Banks face their worst losses since the 2008 crisis if inflation cannot be tamed
The banking crisis sparked by the collapse of three major U.S. lenders in the spring may be out of the headlines, but it’s not over.
The normally staid economists at the Bank of International Settlements, a type of brain trust for the world’s fiat-based monetary system, is not a group prone to employing alarmist language.
Yet officials called for an urgent “change in mindset” among advanced economies now that the limits of Keynesian-style expansion fueled by debt has been exhausted.
“The global economy is at a critical juncture,” said BIS General Manager Agustín Carstens told journalists on Sunday during the presentation of its annual report.
A toxic mixture of soaring inflation not seen since at least the 1970s, as well as historically high public and private debt, cannot be sustained for much longer.

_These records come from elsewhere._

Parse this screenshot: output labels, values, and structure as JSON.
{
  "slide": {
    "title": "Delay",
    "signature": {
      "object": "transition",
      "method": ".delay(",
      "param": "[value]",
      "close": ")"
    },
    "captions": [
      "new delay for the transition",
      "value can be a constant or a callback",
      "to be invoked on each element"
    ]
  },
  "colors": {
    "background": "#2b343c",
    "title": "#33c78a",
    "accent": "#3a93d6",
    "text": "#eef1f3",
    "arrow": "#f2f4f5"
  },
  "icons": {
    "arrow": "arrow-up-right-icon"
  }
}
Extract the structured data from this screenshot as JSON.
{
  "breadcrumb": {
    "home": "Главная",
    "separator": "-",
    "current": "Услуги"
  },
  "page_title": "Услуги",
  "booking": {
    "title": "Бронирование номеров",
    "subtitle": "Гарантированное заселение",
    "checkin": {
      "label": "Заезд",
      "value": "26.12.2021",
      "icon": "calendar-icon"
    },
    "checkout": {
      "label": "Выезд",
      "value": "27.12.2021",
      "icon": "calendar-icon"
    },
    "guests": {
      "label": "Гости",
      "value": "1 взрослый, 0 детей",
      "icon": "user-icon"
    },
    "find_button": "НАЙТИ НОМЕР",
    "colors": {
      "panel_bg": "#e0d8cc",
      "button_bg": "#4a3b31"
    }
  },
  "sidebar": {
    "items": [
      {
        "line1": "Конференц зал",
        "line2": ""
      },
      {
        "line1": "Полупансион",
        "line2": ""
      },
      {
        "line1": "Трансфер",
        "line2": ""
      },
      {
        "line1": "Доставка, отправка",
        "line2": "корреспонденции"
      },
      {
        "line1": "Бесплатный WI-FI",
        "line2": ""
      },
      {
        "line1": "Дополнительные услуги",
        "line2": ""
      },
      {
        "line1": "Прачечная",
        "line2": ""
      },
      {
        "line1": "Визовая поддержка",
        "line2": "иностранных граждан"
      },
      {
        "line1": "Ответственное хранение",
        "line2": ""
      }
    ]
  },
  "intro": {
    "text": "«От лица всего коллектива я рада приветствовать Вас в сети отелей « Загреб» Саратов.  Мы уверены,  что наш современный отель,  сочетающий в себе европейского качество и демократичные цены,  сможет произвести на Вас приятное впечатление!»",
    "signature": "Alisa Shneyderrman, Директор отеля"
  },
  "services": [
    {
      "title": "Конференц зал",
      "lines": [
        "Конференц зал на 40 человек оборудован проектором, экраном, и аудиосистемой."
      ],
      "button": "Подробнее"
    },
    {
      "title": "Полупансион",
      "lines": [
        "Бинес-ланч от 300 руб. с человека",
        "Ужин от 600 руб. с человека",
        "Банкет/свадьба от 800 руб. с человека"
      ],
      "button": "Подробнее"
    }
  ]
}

Therefore the BIS must be tackled by concerted action to repair balance sheets and enact productivity-boosting reforms even as central banks keep lending conditions tight or restrict them even further.
“The key challenge is fully taming inflation, and the last mile is typically the hardest,” said Carstens.
Should consumer and producer prices remain higher for longer than anticipated, his institution warned banks face credit losses in a “similar order of magnitude” as during the 2008 global financial crisis.
At that time two of the five largest investment banks required rescues by larger institutions, Lehman Brothers outright collapsed, while major commercial lenders did not survive. Wachovia, was swallowed up by Wells Fargo and Washington Mutual became the largest bank to ever collapse in U.S. history.
Without referring to failed banks like SVB and First Republic directly by name, the BIS argued even comparatively small institutions can shake confidence in the overall system.
Growth excessively dependent on unsustainable government policies
It’s not just the traditional lending business that remains under pressure: high-risk speculators like hedge funds and family offices could juice returns through heavy borrowing. This so-called shadow banking system lies outside of the reach of supervisors like the Federal Reserve and FDIC.
“The sector is rife with hidden leverage and liquidity mismatches, especially in the asset management industry,” the report warned, adding “it has been a source of large losses for banks,” such as Bill Hwang’s failed Archegos fund.
His departmental head department responsible for monetary and economic threat assessment and analysis, Claudio Borio, slammed what he called a “growth illusion”—an excessive reliance on pulling various policy levers to generate economic expansion—and testified to a “grim outlook for government debt.”
This language is unusually frank for policymakers, that tend to couch their analysis and recommendations in more reserved tones when compared to independent economists like Nouriel Roubini.
Based in Basel, the BIS is often called the central banker’s central bank, but not because it acts as some sort of lender of last resort to institutions like the Federal Reserve—the Fed can print as much money as it deems prudent.
Rather it serves as a watchful guardian over the financial system. It drafts regulatory regimes like Basel III that set minimum thresholds for bank solvency and liquidity requirements as well as monitoring risks to the overall system.
The institution’s board is comprised mainly of the who’s who of central bankers. Carstens himself is a former deputy managing director of the International Monetary Fund, finance minister of Mexico and governor of the country’s central bank before taking on his current role at the end of 2017.